All of the aforementioned illustrations may seem small and inconsequential. This is primarily because we have learnt to absorb all of them, have been convinced that this is the way it so supposed to be; and that is precisely the problem. Therefore, they have to be examined at on a principle level. The existence of such norms, the reason or the logic behind them (if any) need to be assessed very, very critically.

The communication of an idea is equally important as the idea itself, and this is why language has an extremely crucial role to play. Language influences society, and vice versa. When we make statement such as ‘you are just like other girls’, or ‘all men are the same’; or when we are told to ‘behave like a lady’ or ‘act like a gentleman’, we are reinforcing all of these gendered ideas. We are confirming, time and again to ourselves, that a binary exists, and that is the way it MUST be.

By creating stringent rules that are baseless, we have crippled our own society. We have put restrictions on the members of our society, that they cannot break free from; because if they do, they will be called out for it. When we try and question is, we are told ‘duniya aise hee chalti hai’ or ‘this is the way the world works’; what we forget is that, this wasn’t a natural occurrence, but a creation of society. We ourselves hindered our right to make choices. We don’t believe in ‘live and let live’.

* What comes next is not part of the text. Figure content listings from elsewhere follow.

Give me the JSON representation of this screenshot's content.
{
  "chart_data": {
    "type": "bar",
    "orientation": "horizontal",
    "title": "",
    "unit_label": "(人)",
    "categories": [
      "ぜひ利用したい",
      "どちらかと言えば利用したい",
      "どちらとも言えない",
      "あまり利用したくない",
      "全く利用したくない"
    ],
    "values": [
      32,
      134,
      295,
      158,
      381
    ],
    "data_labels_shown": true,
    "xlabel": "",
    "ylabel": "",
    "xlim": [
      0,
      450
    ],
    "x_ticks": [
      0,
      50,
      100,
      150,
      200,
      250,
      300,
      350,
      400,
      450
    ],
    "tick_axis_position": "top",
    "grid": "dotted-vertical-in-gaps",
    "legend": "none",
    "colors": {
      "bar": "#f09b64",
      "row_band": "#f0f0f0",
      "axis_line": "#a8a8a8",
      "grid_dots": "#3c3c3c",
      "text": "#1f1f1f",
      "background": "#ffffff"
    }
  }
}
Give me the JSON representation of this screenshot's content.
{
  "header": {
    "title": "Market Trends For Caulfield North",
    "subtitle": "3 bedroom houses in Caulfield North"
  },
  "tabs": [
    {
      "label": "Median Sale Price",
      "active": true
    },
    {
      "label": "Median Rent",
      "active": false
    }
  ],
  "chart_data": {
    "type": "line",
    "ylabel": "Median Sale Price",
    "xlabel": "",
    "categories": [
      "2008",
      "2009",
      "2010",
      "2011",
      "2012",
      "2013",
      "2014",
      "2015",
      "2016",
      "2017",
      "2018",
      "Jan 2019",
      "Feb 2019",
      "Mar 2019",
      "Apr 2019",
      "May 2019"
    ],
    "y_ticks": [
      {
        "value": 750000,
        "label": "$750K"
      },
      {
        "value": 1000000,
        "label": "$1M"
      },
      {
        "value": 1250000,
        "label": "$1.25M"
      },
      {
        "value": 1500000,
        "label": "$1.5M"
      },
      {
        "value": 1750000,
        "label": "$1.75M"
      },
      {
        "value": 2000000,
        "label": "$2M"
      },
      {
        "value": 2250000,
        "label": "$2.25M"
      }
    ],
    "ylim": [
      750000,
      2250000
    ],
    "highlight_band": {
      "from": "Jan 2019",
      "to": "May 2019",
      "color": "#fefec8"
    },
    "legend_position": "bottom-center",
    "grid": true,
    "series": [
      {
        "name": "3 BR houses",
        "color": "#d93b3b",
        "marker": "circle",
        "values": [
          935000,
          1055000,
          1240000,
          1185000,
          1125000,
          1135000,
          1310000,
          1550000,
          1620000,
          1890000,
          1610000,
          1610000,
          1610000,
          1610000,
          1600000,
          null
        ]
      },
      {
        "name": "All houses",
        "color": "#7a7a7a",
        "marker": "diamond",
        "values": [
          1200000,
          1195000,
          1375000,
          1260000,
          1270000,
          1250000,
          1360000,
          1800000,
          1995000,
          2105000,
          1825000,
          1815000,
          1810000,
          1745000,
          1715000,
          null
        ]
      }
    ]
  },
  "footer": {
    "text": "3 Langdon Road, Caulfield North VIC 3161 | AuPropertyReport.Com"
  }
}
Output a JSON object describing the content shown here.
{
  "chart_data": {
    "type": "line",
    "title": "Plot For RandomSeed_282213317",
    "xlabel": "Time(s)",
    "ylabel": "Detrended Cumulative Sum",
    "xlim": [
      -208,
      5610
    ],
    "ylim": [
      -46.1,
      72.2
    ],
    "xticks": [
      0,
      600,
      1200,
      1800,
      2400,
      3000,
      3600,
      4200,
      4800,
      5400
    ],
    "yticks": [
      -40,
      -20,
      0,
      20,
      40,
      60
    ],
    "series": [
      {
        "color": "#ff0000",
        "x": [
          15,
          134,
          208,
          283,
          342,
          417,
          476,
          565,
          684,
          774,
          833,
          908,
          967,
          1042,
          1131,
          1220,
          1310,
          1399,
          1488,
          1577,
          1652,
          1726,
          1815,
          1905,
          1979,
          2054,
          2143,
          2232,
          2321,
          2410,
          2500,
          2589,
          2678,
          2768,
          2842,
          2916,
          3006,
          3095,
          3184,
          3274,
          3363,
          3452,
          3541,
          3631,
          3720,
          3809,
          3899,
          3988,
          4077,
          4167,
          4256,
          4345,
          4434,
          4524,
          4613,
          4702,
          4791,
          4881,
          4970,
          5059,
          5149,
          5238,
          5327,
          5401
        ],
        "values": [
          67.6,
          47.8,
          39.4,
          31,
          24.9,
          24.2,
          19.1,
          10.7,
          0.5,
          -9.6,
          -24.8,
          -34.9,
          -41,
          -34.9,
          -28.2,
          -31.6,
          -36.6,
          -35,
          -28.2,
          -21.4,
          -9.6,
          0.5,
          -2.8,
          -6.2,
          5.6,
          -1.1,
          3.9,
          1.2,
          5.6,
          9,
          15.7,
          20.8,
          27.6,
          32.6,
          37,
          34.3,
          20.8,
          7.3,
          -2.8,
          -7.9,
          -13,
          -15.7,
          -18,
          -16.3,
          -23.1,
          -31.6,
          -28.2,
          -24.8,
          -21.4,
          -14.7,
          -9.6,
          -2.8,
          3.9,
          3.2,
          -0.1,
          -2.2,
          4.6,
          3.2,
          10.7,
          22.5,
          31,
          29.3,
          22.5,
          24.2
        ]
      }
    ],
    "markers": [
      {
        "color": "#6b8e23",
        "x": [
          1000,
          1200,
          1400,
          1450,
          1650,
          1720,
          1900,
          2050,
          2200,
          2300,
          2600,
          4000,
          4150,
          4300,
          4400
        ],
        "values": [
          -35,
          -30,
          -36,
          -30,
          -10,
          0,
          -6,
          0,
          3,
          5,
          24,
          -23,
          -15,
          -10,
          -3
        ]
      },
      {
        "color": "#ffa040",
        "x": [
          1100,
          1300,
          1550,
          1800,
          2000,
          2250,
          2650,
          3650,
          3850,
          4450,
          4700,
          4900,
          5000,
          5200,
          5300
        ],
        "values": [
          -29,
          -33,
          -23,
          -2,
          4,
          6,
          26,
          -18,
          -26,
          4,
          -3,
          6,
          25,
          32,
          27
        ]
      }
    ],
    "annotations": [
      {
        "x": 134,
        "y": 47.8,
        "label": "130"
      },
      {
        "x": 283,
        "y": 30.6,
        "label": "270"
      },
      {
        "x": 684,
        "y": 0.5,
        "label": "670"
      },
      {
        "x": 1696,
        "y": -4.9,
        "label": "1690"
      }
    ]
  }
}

Look at all the gendered notions around you, and put them together. This segregation is claustrophobic, to say the least. Even though it is your own body, your own person, your own life, you have no agency or autonomy. If you are born a girl, you have to abide by the pink; and if you are born a boy, the blue; it’s a situation of ‘either-or’. You do not have the liberty to pick your own permutation and combination. The mold has been set, and all you need to do is, fit right into it; else, you will be most definitely face the music.